La cardioneuroablazione è una procedura relativamente recente e presenta alcuni limiti:
Mancanza di studi randomizzati di grandi dimensioni
Variabilità delle tecniche di mappaggio e ablazione
Possibile recupero parziale dell’innervazione vagale nel tempo
Necessità sia di esperienza elettrofisiologica che dei percorsi strutturati di diagnosi della sincope
Per questi motivi, la procedura deve essere eseguita in centri specializzati, all’interno di percorsi strutturati per la gestione della sincope.
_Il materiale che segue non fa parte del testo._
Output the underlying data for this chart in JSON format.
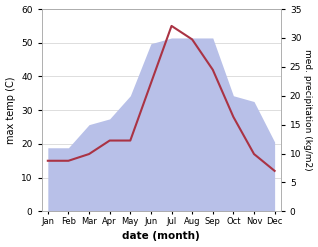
{
  "months": [
    "Jan",
    "Feb",
    "Mar",
    "Apr",
    "May",
    "Jun",
    "Jul",
    "Aug",
    "Sep",
    "Oct",
    "Nov",
    "Dec"
  ],
  "month_indices": [
    0,
    1,
    2,
    3,
    4,
    5,
    6,
    7,
    8,
    9,
    10,
    11
  ],
  "temp": [
    15,
    15,
    17,
    21,
    21,
    38,
    55,
    51,
    42,
    28,
    17,
    12
  ],
  "precip_right": [
    11,
    11,
    15,
    16,
    20,
    29,
    30,
    30,
    30,
    20,
    19,
    12
  ],
  "temp_color": "#aa3344",
  "precip_color": "#b8c0e8",
  "ylim_left": [
    0,
    60
  ],
  "ylim_right": [
    0,
    35
  ],
  "ylabel_left": "max temp (C)",
  "ylabel_right": "med. precipitation (kg/m2)",
  "xlabel": "date (month)",
  "temp_linewidth": 1.5,
  "bg_color": "#ffffff",
  "grid_color": "#d0d0d0",
  "right_yticks": [
    0,
    5,
    10,
    15,
    20,
    25,
    30,
    35
  ],
  "left_yticks": [
    0,
    10,
    20,
    30,
    40,
    50,
    60
  ]
}
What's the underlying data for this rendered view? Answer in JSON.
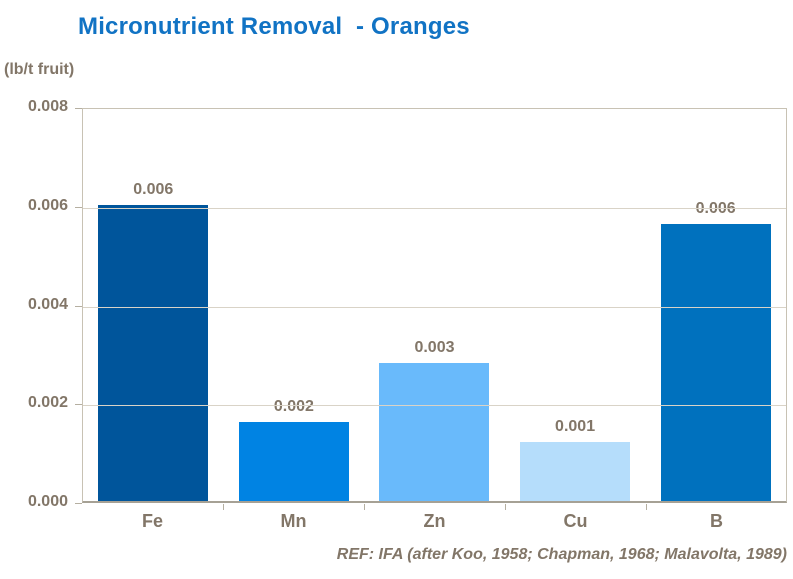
{
  "title": "Micronutrient Removal  - Oranges",
  "unit_label": "(lb/t fruit)",
  "footer": "REF: IFA (after Koo, 1958; Chapman, 1968; Malavolta, 1989)",
  "colors": {
    "title_text": "#1173C4",
    "axis_text": "#827668",
    "gridline": "#D9D3C7",
    "plot_border": "#C8C2B4",
    "bottom_axis": "#A6A195",
    "tick_mark": "#B5AFA1"
  },
  "chart_data": {
    "type": "bar",
    "title": "Micronutrient Removal - Oranges",
    "xlabel": "",
    "ylabel": "(lb/t fruit)",
    "categories": [
      "Fe",
      "Mn",
      "Zn",
      "Cu",
      "B"
    ],
    "values": [
      0.006,
      0.0016,
      0.0028,
      0.0012,
      0.0056
    ],
    "value_labels": [
      "0.006",
      "0.002",
      "0.003",
      "0.001",
      "0.006"
    ],
    "bar_colors": [
      "#00559B",
      "#0083E3",
      "#69BAFB",
      "#B5DDFB",
      "#0071BE"
    ],
    "ylim": [
      0,
      0.008
    ],
    "yticks": [
      0.008,
      0.006,
      0.004,
      0.002,
      0.0
    ],
    "ytick_labels": [
      "0.008",
      "0.006",
      "0.004",
      "0.002",
      "0.000"
    ],
    "grid": true,
    "legend": false,
    "annotation": "REF: IFA (after Koo, 1958; Chapman, 1968; Malavolta, 1989)"
  }
}
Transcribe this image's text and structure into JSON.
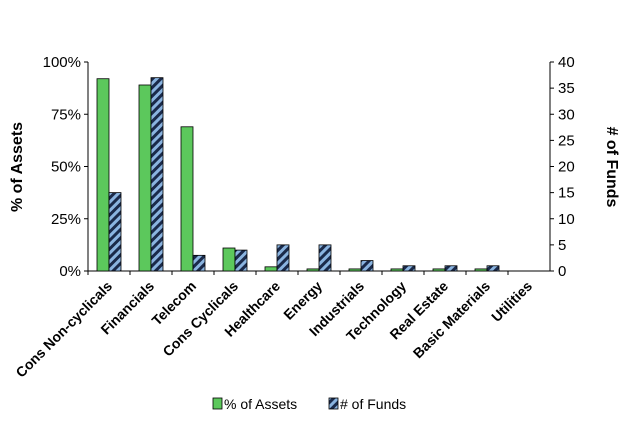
{
  "chart_data": {
    "type": "bar",
    "categories": [
      "Cons Non-cyclicals",
      "Financials",
      "Telecom",
      "Cons Cyclicals",
      "Healthcare",
      "Energy",
      "Industrials",
      "Technology",
      "Real Estate",
      "Basic Materials",
      "Utilities"
    ],
    "series": [
      {
        "name": "% of Assets",
        "axis": "left",
        "values": [
          92,
          89,
          69,
          11,
          2,
          1,
          1,
          1,
          1,
          1,
          0
        ],
        "color": "#5cc85c"
      },
      {
        "name": "# of Funds",
        "axis": "right",
        "values": [
          15,
          37,
          3,
          4,
          5,
          5,
          2,
          1,
          1,
          1,
          0
        ],
        "color": "#8ab4e0",
        "pattern": "diagonal-hatch"
      }
    ],
    "ylabel": "% of Assets",
    "y2label": "# of Funds",
    "ylim": [
      0,
      100
    ],
    "y2lim": [
      0,
      40
    ],
    "yticks": [
      "0%",
      "25%",
      "50%",
      "75%",
      "100%"
    ],
    "y2ticks": [
      "0",
      "5",
      "10",
      "15",
      "20",
      "25",
      "30",
      "35",
      "40"
    ],
    "grid": false,
    "legend": "bottom"
  }
}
La Sincope Unit rappresenta il contesto ideale per:
Identificare i pazienti candidabili
Escludere cause alternative di sincope
Valutare il rapporto rischio-beneficio
Garantire follow-up clinico e strumentale
Un approccio integrato consente di offrire terapie personalizzate, basate sui meccanismi fisiopatologici della sincope.
La cardioneuroablazione rappresenta una promettente opzione terapeutica per pazienti selezionati con sincope riflessa cardioinibitoria.
Pur non sostituendo le terapie consolidate, offre una possibilità concreta in casi specifici, soprattutto quando si desidera evitare l’impianto di un pacemaker.
La corretta indicazione, l’esperienza del centro e l’inquadramento in una Sincope Unit dedicata sono elementi fondamentali per il successo della procedura.